DESIGN FILE: n ranked pairs of sgRNAs for every target region. Each line correspond to one pair. Tab separated fields in this file are:
1. Target sequence ID. Those without identifiers in the input are assigned a random ID
2. Chromosome location of sgRNA1
3. Start coordinate of sgRNA1
4. End coordinate of sgRNA1
5. Sequence of sgRNA1 + PAM sequence
6. Score of sgRNA1
7. Chromosome location of sgRNA2
8. Start coordinate of sgRNA2
9. End coordinate of sgRNA2
10. Sequence of sgRNA2 + PAM sequence
11. Score of sgRNA2
12. Distance of sgRNA1 to upstream exclude region
13. Distance of sgRNA2 to downstream exclude regions
14. Distance between both sgRNAs
15. Score of paired sgRNAs
16. Mask score. (If no masks supplied this score will be 2 by default)
17. Oligo sequence. Only available for DECKO construction method

Sequence_ID(#pair)	chromosome	start	end	sgRNA_1	score_1	chromosome	start	end	sgRNA_2	score_2	distance_to_exclude_up_region	distance_to_exclude_down_region	distance_between_gRNAs	paired_score	mask_score	oligo
MALAT1(1)	chr11	65254653	65254676	TTATAGAGCCATTAGCCCAAGGG	0.868	chr11	65256189	65256212	AGTTCTGCCTCAGCTCAGGACGG	0.684	-50	291	1513	1.552	2	.
MALAT1(2)	chr11	65254685	65254708	GTTGGTCAAGTAAAGACACGTGG	0.835	chr11	65256189	65256212	AGTTCTGCCTCAGCTCAGGACGG	0.684	-18	291	1481	1.519	2	.
MALAT1(3)	chr11	65254574	65254597	ACAGGAATCAAACTCCAAAGGGG	0.729	chr11	65256189	65256212	AGTTCTGCCTCAGCTCAGGACGG	0.684	-129	291	1592	1.413	2	.
MALAT1(4)	chr11	65254645	65254668	CTAATGGCTCTATAAATTGGAGG	0.659	chr11	65256189	65256212	AGTTCTGCCTCAGCTCAGGACGG	0.684	-58	291	1521	1.343	2	.
MALAT1(5)	chr11	65254653	65254676	TTATAGAGCCATTAGCCCAAGGG	0.868	chr11	65256126	65256149	GCACCAGCCCAAGGCTGCATGGG	0.435	-50	228	1450	1.303	2	.

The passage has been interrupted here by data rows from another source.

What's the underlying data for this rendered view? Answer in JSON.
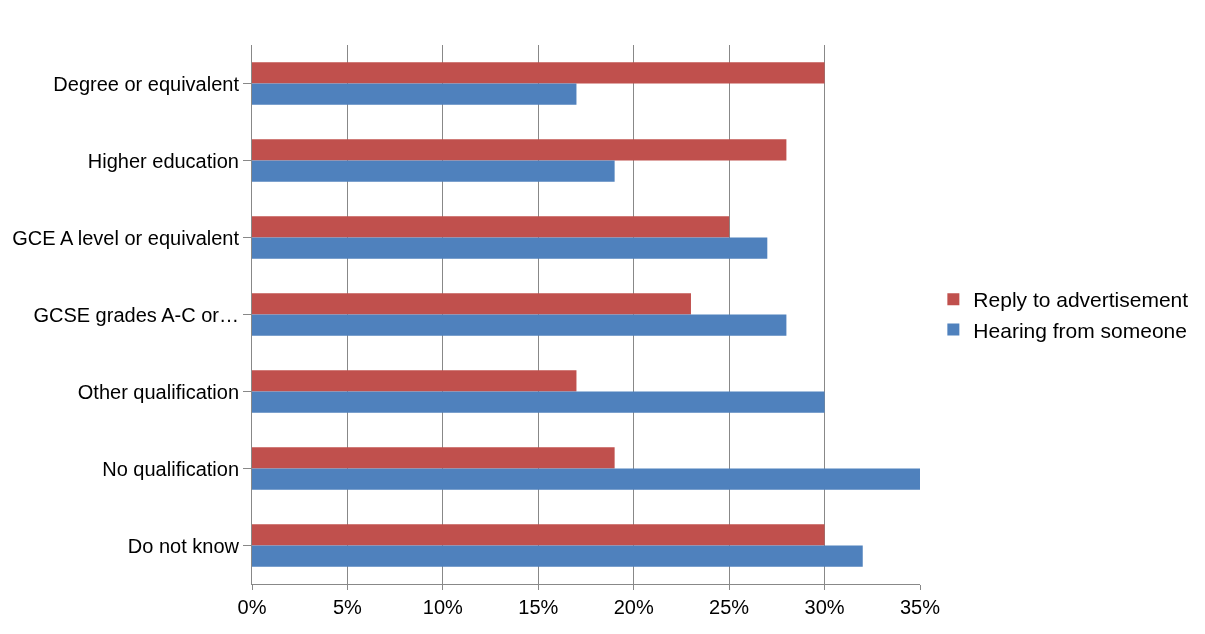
{
  "chart_data": {
    "type": "bar",
    "orientation": "horizontal",
    "categories": [
      "Degree or equivalent",
      "Higher education",
      "GCE A level or equivalent",
      "GCSE grades A-C or…",
      "Other qualification",
      "No qualification",
      "Do not know"
    ],
    "series": [
      {
        "name": "Reply to advertisement",
        "color": "#c0504d",
        "values": [
          30,
          28,
          25,
          23,
          17,
          19,
          30
        ]
      },
      {
        "name": "Hearing from someone",
        "color": "#4f81bd",
        "values": [
          17,
          19,
          27,
          28,
          30,
          35,
          32
        ]
      }
    ],
    "xlim": [
      0,
      35
    ],
    "xticks": [
      {
        "value": 0,
        "label": "0%"
      },
      {
        "value": 5,
        "label": "5%"
      },
      {
        "value": 10,
        "label": "10%"
      },
      {
        "value": 15,
        "label": "15%"
      },
      {
        "value": 20,
        "label": "20%"
      },
      {
        "value": 25,
        "label": "25%"
      },
      {
        "value": 30,
        "label": "30%"
      },
      {
        "value": 35,
        "label": "35%"
      }
    ],
    "grid": "x",
    "legend": "right"
  }
}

DESIGN BED: A BED file of designed sgRNAs ready to be uploaded and visualised in the UCSC Genome Browser. This file will create two costum tracks: Target regions track and paired sgRNAs track.
SETTINGS: A summary of the run settings including all selected options and useful information about sgRNAs and pairs designed.

STATISTICS: Statistics and summary of the design performance: distribution of individual and paired scores of sgRNAs and pairs found, dristribution of pair distances and pie chart with the percentage of complete and incomplete designs.